Y’en a marre! La campagne électorale actuelle ne se conteste pas avec son contenu mais avec des budgets. La publicité de l’UDC sur la couverture du « 20 Minutes » est seulement la pointe de l’iceberg. Il y a tellement de choses qui me dérangent à tout ce cirque d’élections et de votes en Suisse. Je pense qu’il est grand temps de prendre position.

La situation

Le 15 septembre 2015, l’UDC achète la couverture du quotidien gratuit « 20 Minutes ». Cela avant tout pour faire de la publicité pour une chanson et une vidéo. Les arguments politiques se trouvent seulement au verso.

Cette publicité coûte officiellement 164’500 Francs Suisses, inclus les rabais d’environ 130’000 Francs. Ceux qui peuvent se permettre d’investir 130’000 Francs pour de la publicité politique sans vrai contenu politique, doivent forcément avoir un budget de campagne électorale géant.
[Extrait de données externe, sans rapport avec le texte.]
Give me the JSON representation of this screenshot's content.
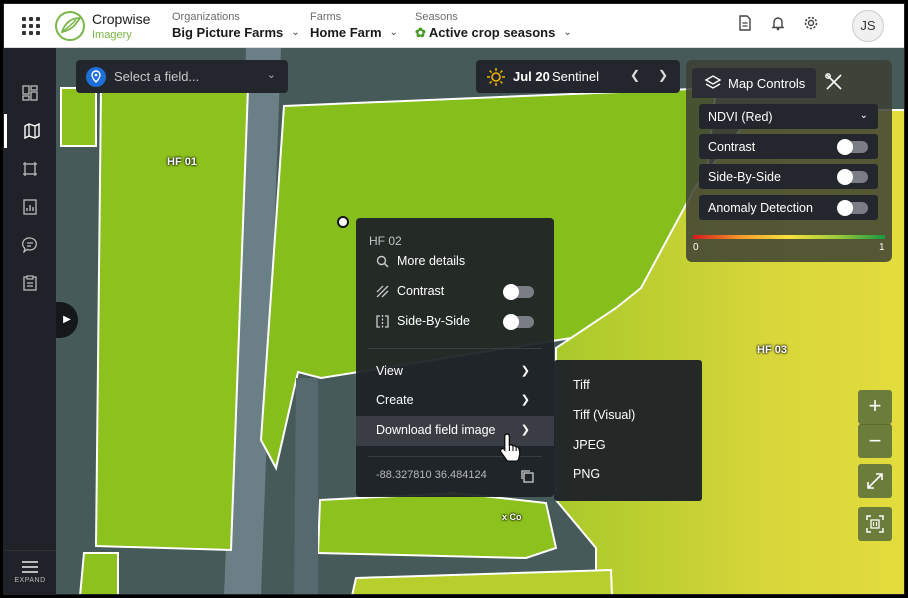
{
  "header": {
    "brand_name": "Cropwise",
    "brand_product": "Imagery",
    "organization": {
      "label": "Organizations",
      "value": "Big Picture Farms"
    },
    "farm": {
      "label": "Farms",
      "value": "Home Farm"
    },
    "season": {
      "label": "Seasons",
      "value": "Active crop seasons"
    },
    "icons": [
      "document-icon",
      "bell-icon",
      "gear-icon"
    ],
    "avatar_initials": "JS"
  },
  "sidebar": {
    "items": [
      "dashboard-icon",
      "map-icon",
      "crop-field-icon",
      "report-icon",
      "chat-icon",
      "clipboard-icon"
    ],
    "active_index": 1,
    "expand_label": "EXPAND"
  },
  "map": {
    "field_labels": [
      "HF 01",
      "HF 03"
    ],
    "obscured_label": "x Co"
  },
  "field_select": {
    "placeholder": "Select a field..."
  },
  "datebar": {
    "date": "Jul 20",
    "source": "Sentinel"
  },
  "map_controls": {
    "tab_label": "Map Controls",
    "layer": "NDVI (Red)",
    "toggles": [
      {
        "label": "Contrast",
        "on": false
      },
      {
        "label": "Side-By-Side",
        "on": false
      },
      {
        "label": "Anomaly Detection",
        "on": false
      }
    ],
    "scale_min": "0",
    "scale_max": "1"
  },
  "context_menu": {
    "title": "HF 02",
    "more_details": "More details",
    "contrast": "Contrast",
    "side_by_side": "Side-By-Side",
    "view": "View",
    "create": "Create",
    "download": "Download field image",
    "coordinates": "-88.327810 36.484124"
  },
  "download_submenu": [
    "Tiff",
    "Tiff (Visual)",
    "JPEG",
    "PNG"
  ],
  "map_buttons": {
    "zoom_in": "+",
    "zoom_out": "−"
  },
  "colors": {
    "accent_green": "#7ab648",
    "ndvi_low": "#d7191c",
    "ndvi_high": "#1a9641"
  }
}
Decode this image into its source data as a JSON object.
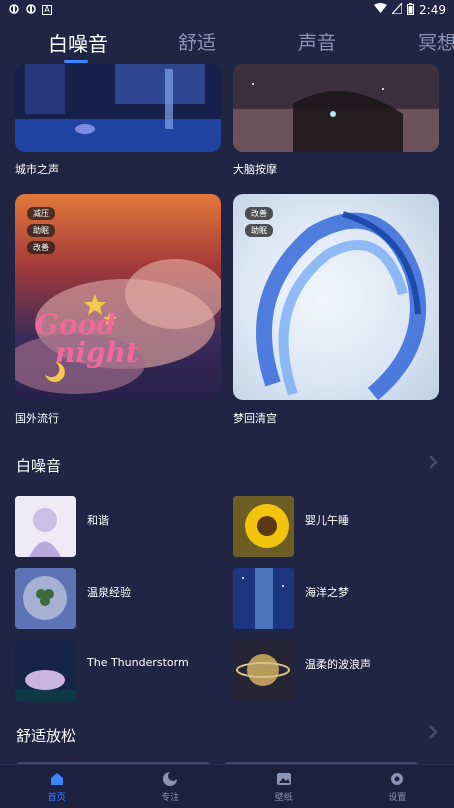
{
  "status_bar": {
    "time": "2:49",
    "left_icons": [
      "notification-icon",
      "notification-icon",
      "a-icon"
    ],
    "right_icons": [
      "wifi-icon",
      "signal-icon",
      "battery-icon"
    ]
  },
  "tabs": [
    {
      "label": "白噪音",
      "active": true
    },
    {
      "label": "舒适",
      "active": false
    },
    {
      "label": "声音",
      "active": false
    },
    {
      "label": "冥想",
      "active": false
    }
  ],
  "featured": [
    {
      "label": "城市之声",
      "tags": []
    },
    {
      "label": "大脑按摩",
      "tags": []
    },
    {
      "label": "国外流行",
      "tags": [
        "减压",
        "助眠",
        "改善"
      ]
    },
    {
      "label": "梦回清宫",
      "tags": [
        "改善",
        "助眠"
      ]
    }
  ],
  "goodnight_art_text": [
    "Good",
    "night"
  ],
  "section_white_noise": {
    "title": "白噪音",
    "items": [
      {
        "label": "和谐"
      },
      {
        "label": "婴儿午睡"
      },
      {
        "label": "温泉经验"
      },
      {
        "label": "海洋之梦"
      },
      {
        "label": "The Thunderstorm"
      },
      {
        "label": "温柔的波浪声"
      }
    ]
  },
  "section_relax": {
    "title": "舒适放松"
  },
  "bottom_nav": [
    {
      "label": "首页",
      "icon": "home-icon",
      "active": true
    },
    {
      "label": "专注",
      "icon": "moon-icon",
      "active": false
    },
    {
      "label": "壁纸",
      "icon": "image-icon",
      "active": false
    },
    {
      "label": "设置",
      "icon": "gear-icon",
      "active": false
    }
  ],
  "colors": {
    "background": "#1f2542",
    "accent": "#3d84ff",
    "inactive_text": "#8a93b8"
  }
}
La somme ne se laisse pas estimer, car le parti refuse de révéler qui finance cette mise en scène médiatique.

Le but

Ma campagne a pour but de rassembler 138’815 Francs pour à mon tour acheter la couverture du « 20 Minutes » suisse-allemand le 14 octobre et de pouvoir y mettre une contre-déclaration.

Toutes les personnes qui se joignent à cette campagne seront sur la couverture du plus grand quotidien de la Suisse (édition en Suisse-allemande uniquement). Ensemble nous déclarons ceci:

« L’attention s’achète – notre vote non. »

De cette manière nous statuons un signe politique important avant les élections du 18 octobre.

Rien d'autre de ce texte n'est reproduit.